Connection between non-negative matrix factorization and Poisson matrix factorization

In this post, we draw a simple connection between the optimization problems for NMF and PMF.

NMF

Consider a data matrix $X \in \mathbb{R}^{n \times p}$ where every value is zero or a positive integer, $x_{ij} \in \mathbb{N}_0$. NMF tries to find a low-rank approximation of $X$ such that

\[X \approx WH^\top,\]

where $W$ is $n \times k$, $H$ is $p \times k$, and $k < \min(n, p)$. The entries of $W$ and $H$ are constrained to be nonnegative as well.

NMF can use a variety of objective functions to optimize $W$ and $H$. A commonly used loss function is a form of the the KL-divergence between $X$ and $WH^\top$. Recall that the KL-divergence between to distributions $p$ and $q$ is defined as

\[\text{KL}(p || q) = \sum\limits_x p(x) \log \frac{p(x)}{q(x)}.\]

In the case of NMF, if $X$ and $WH^\top$ are valid probability distributions — such that $\sum\limits_{i, j} x_{ij} = 1$ and $\sum\limits_{ij} (WH^\top)_{ij} = 1$ — then we can write the KL-divergence between $X$ and $WH^\top$ as

\[\text{KL}(X || WH^\top) = \sum\limits_{i, j} x_{ij} \log \frac{x_{ij}}{(WH^\top)_{ij}}.\]

NMF often uses a form of the KL-divergence that accounts for cases when $X$ and $WH^\top$ don’t properly sum to $1$. It achieves this by optimizing the following objective function, often generically called the “divergence” beteween $X$ and $WH^\top$:

\[\mathcal{L}_{\text{NMF}} = \sum\limits_{i=1}^n \sum\limits_{j=1}^p \left( x_{ij} \log \frac{x_{ij}}{(WH^\top)_{ij}} - x_{ij} + (WH^\top)_{ij}\right).\]

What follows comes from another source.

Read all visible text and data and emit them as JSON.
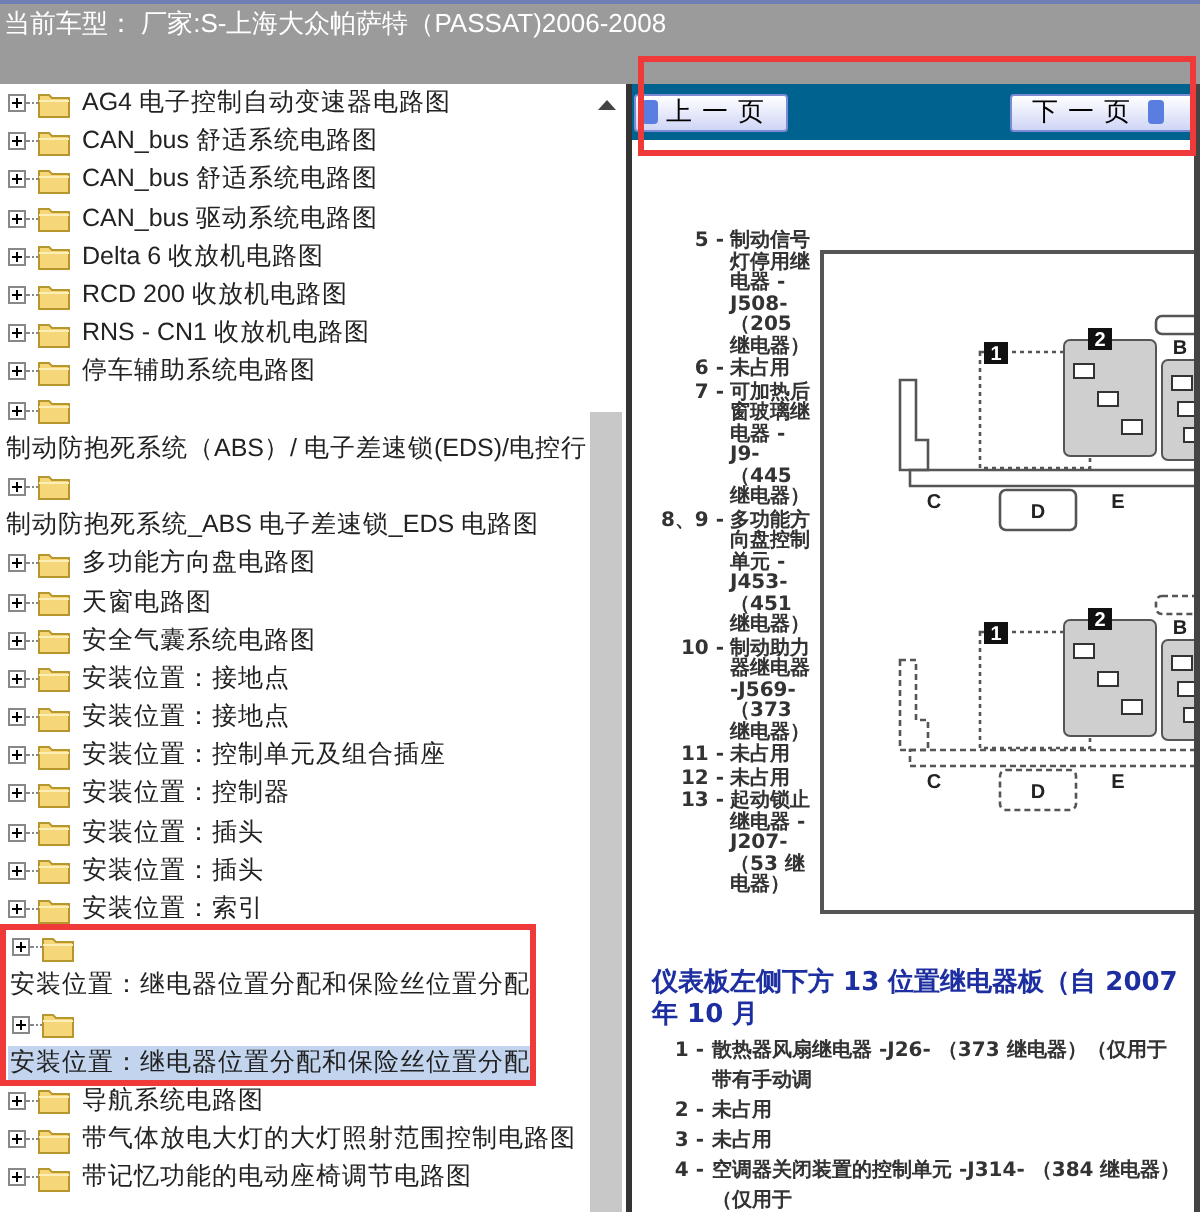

This divergence adds a linear penalty so that the overall sums of $X$ and $WH^\top$ are similar.

Poisson matrix factorization

Consider again a matrix of counts $X$, where $x_{ij} \in \mathbb{N}_0$, and the $x_{ij}$’s are independent. If $x_{ij}$ is modeled to have a Poisson distribution with mean $\mu_{ij}$, then the likelihood is

\[\mathcal{L}_{\text{Po}} = \prod\limits_{i=1}^n \frac{\mu_{ij}^{x_{ij}} e^{-\mu_{ij}}}{x_{ij}!}.\]

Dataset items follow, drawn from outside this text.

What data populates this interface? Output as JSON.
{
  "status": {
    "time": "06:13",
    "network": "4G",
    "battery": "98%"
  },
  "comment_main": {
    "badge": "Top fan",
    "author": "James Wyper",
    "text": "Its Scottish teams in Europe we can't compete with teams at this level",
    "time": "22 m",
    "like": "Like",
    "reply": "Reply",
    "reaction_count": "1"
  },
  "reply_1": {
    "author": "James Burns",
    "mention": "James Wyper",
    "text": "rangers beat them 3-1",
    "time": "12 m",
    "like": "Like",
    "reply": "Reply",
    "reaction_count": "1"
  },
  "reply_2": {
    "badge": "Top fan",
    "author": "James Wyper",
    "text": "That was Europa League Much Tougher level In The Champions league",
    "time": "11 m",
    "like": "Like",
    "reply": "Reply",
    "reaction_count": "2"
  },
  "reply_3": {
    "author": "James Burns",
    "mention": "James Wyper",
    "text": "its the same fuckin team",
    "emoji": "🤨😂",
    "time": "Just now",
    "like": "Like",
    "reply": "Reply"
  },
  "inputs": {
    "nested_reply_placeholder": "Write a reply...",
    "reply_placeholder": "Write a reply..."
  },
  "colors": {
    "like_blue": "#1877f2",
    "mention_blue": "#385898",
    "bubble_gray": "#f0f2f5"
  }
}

Taking the logarithm and ignoring the $x_{ij}!$ terms since they’re constant w.r.t. the parameters, we have

\[\log \mathcal{L}_{\text{Po}} = \sum\limits_{i=1}^n x_{ij} \log \mu_{ij} - \mu_{ij}.\]

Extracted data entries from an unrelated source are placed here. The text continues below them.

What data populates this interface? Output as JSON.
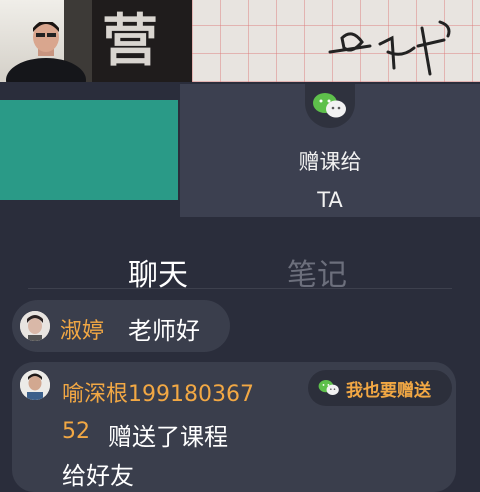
{
  "video": {
    "board_character": "营"
  },
  "gift_panel": {
    "line1": "赠课给",
    "line2": "TA"
  },
  "tabs": [
    {
      "label": "聊天"
    },
    {
      "label": "笔记"
    }
  ],
  "messages": [
    {
      "name": "淑婷",
      "text": "老师好"
    },
    {
      "name_line1": "喻深根199180367",
      "name_line2": "52",
      "text_line1": "赠送了课程",
      "text_line2": "给好友"
    }
  ],
  "gift_button": {
    "label": "我也要赠送",
    "icon": "wechat-icon"
  },
  "colors": {
    "accent": "#f2a844",
    "teal": "#2a9a87",
    "background": "#2a2d3b",
    "wechat_green": "#5ec04b"
  }
}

If we take a maximum likelihood approach, maximizing the log-likelihood will yield the equivalent solution to minimizing the negative log-likelihood, $\sum\limits_{i=1}^n -x_{ij} \log \mu_{ij} + \mu_{ij}$. We can then add a constant term that only depends on the data, $x_{ij} \log x_{ij} - x_{ij}$:

\begin{align} \text{arg} \min_{\mu_{ij}} (-\log \mathcal{L}_{\text{Po}}) &= \text{arg} \min_{\mu_{ij}} \sum\limits_{i=1}^n \left(-x_{ij} \log \mu_{ij} + \mu_{ij} + x_{ij} \log x_{ij} - x_{ij}\right) \\ &= \text{arg} \min_{\mu_{ij}} \sum\limits_{i=1}^n \left( x_{ij} \log \frac{x_{ij}}{\mu_{ij}} + \mu_{ij} - x_{ij} \right). \\ \end{align}

This last expression has the same form as the divergence in NMF.

Consider the matrix of Poisson parameters $\boldsymbol{\mu} \in \mathbb{R}^{n \times p}$. If we were to factorize this matrix into two smaller matrices such that $\boldsymbol{\mu} \approx WH^\top$, then we would exactly recover the NMF objective function.

Conclusion

By showing the connection between the Poisson likelihood and the KL-divergence, we’ve drawn a connection between NMF and the maximum likelihood estimator for Poisson matrix factorization.

References

Lee, Daniel D., and H. Sebastian Seung. “Algorithms for non-negative matrix factorization.” Advances in neural information processing systems. 2001.
Gopalan, Prem, Jake M. Hofman, and David M. Blei. “Scalable recommendation with poisson factorization.” arXiv preprint arXiv:1311.1704 (2013).
Devarajan, Karthik, Guoli Wang, and Nader Ebrahimi. “A unified statistical approach to non-negative matrix factorization and probabilistic latent semantic indexing.” Machine learning 99.1 (2015): 137-163.